Of course most fraternities are more than just a drinking club, and not all of these organizations participate in underage alcohol consumption and distribution. But just as we still have bootleggers and speakeasies, we also have the problems they create.
This summer, a lot of people took a hard look at the issues created by sororities on this campus, but people didn’t talk much about fraternities. Maybe this is because fraternities are less problematic than sororities. But I doubt it.
I think it’s because fraternities have immense social power that insulates them from criticism, and because the often affluent, largely white, entirely male population of fraternities have no reason to take a hard look at their own behavior.
Where does their power come from? A lot of places. Their public unity is one. Everyone wants to belong, and fraternities offer a place of belonging. This isn’t a bad thing, but it allows frats to carry the weight of dozens of individual student opinions, without the discord that any other group of that size would have.
Another source is money. Fraternities provide valuable connections to members, and their members are more likely to donate to the school. Al Capone may no longer be bribing cops, but that doesn’t mean corruption is gone. Hiring practices in companies nationwide still nepotistically favor those who happen to share a few Greek letters in common with the person doing the hiring.
Perhaps the most important source of power for fraternities is alcohol. Most college students can’t legally drink, and many want to drink. The closest thing to a bar or nightclub that many of us have is a frat house basement. Plus, at UR, it’s almost always free.

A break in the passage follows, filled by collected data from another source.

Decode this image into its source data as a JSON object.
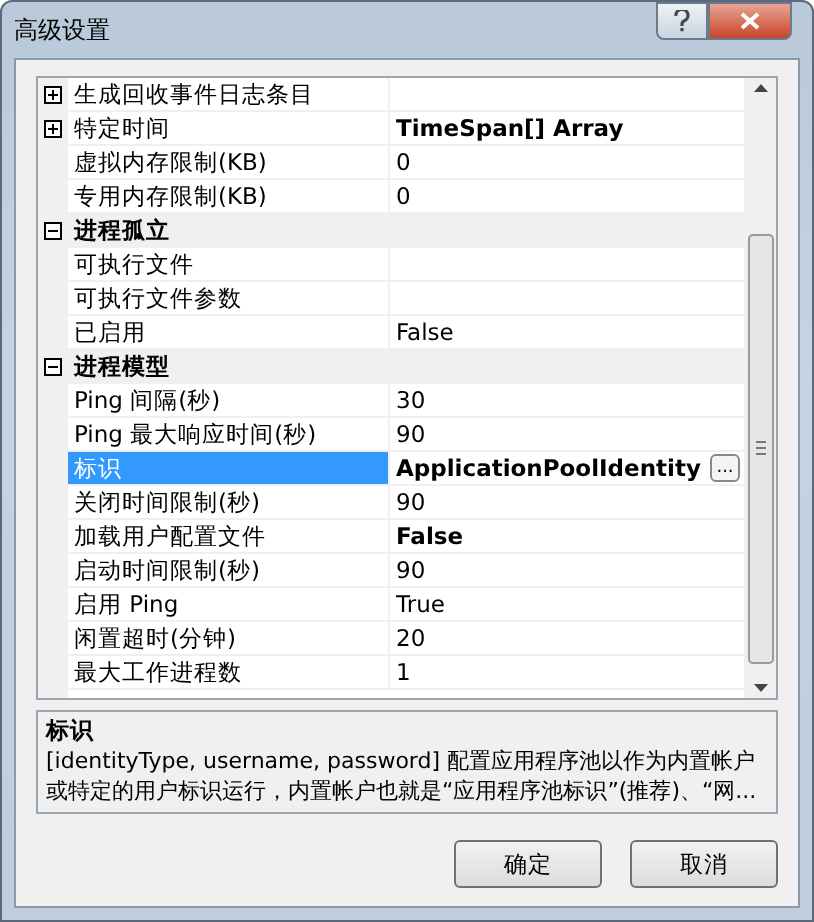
{
  "window": {
    "title": "高级设置"
  },
  "grid": {
    "rows": [
      {
        "kind": "property",
        "expanded": false,
        "name": "生成回收事件日志条目",
        "selected": false
      },
      {
        "kind": "property",
        "expanded": false,
        "name": "特定时间",
        "value": "TimeSpan[] Array",
        "modified": true,
        "selected": false
      },
      {
        "kind": "property",
        "name": "虚拟内存限制(KB)",
        "value": "0",
        "modified": false,
        "selected": false
      },
      {
        "kind": "property",
        "name": "专用内存限制(KB)",
        "value": "0",
        "modified": false,
        "selected": false
      },
      {
        "kind": "category",
        "expanded": true,
        "name": "进程孤立"
      },
      {
        "kind": "property",
        "name": "可执行文件",
        "selected": false
      },
      {
        "kind": "property",
        "name": "可执行文件参数",
        "selected": false
      },
      {
        "kind": "property",
        "name": "已启用",
        "value": "False",
        "modified": false,
        "selected": false
      },
      {
        "kind": "category",
        "expanded": true,
        "name": "进程模型"
      },
      {
        "kind": "property",
        "name": "Ping 间隔(秒)",
        "value": "30",
        "modified": false,
        "selected": false
      },
      {
        "kind": "property",
        "name": "Ping 最大响应时间(秒)",
        "value": "90",
        "modified": false,
        "selected": false
      },
      {
        "kind": "property",
        "name": "标识",
        "value": "ApplicationPoolIdentity",
        "modified": true,
        "selected": true,
        "button": "..."
      },
      {
        "kind": "property",
        "name": "关闭时间限制(秒)",
        "value": "90",
        "modified": false,
        "selected": false
      },
      {
        "kind": "property",
        "name": "加载用户配置文件",
        "value": "False",
        "modified": true,
        "selected": false
      },
      {
        "kind": "property",
        "name": "启动时间限制(秒)",
        "value": "90",
        "modified": false,
        "selected": false
      },
      {
        "kind": "property",
        "name": "启用 Ping",
        "value": "True",
        "modified": false,
        "selected": false
      },
      {
        "kind": "property",
        "name": "闲置超时(分钟)",
        "value": "20",
        "modified": false,
        "selected": false
      },
      {
        "kind": "property",
        "name": "最大工作进程数",
        "value": "1",
        "modified": false,
        "selected": false
      }
    ]
  },
  "description": {
    "title": "标识",
    "text": "[identityType, username, password] 配置应用程序池以作为内置帐户或特定的用户标识运行，内置帐户也就是“应用程序池标识”(推荐)、“网..."
  },
  "buttons": [
    {
      "label": "确定"
    },
    {
      "label": "取消"
    }
  ]
}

Every woman in the country knows to be careful in bars and nightclubs, and doubly so in frat basements. Most campuses have at least one fraternity with a shamefully consistent history of sexual assault, and many more with one-off cases. Everyone has heard hellish stories of hazing. Sometimes there are brawls; sometimes shootings.
These things certainly still happen in bars, but at least bars are regulated by the state, and have professional bouncers who are there to keep everyone safe — not to make sure their “brothers” don’t get in trouble. And at least bars don’t protect patrons who harass and assault other patrons. And at least bars don’t give massive social influence to organizations that have historically discriminated against marginalized groups.
My brief experience rushing frats at UR showed me that there are many people within these organizations who take these issues seriously, and many that don’t. But as we’ve seen with police, one bad apple spoils the bunch.
We can try to abolish fraternities, but frankly I don’t think that will happen any time soon. They have plenty of power, money, unity, and alcohol.
We’ve tried increasing accountability, and that might help. It at least can’t hurt. But I think the real solution doesn’t even have much to do with frats.
If I could drink legally in bars in nightclubs, I doubt I’d ever set foot in a fraternity ever again. And though bars and nightclubs have their problems, I feel safer there than in frat houses by a mile.
By lowering the drinking age, we’d be repealing prohibition for the second time. And like the first time, we might see the speakeasies melt away, and some of their problems with them.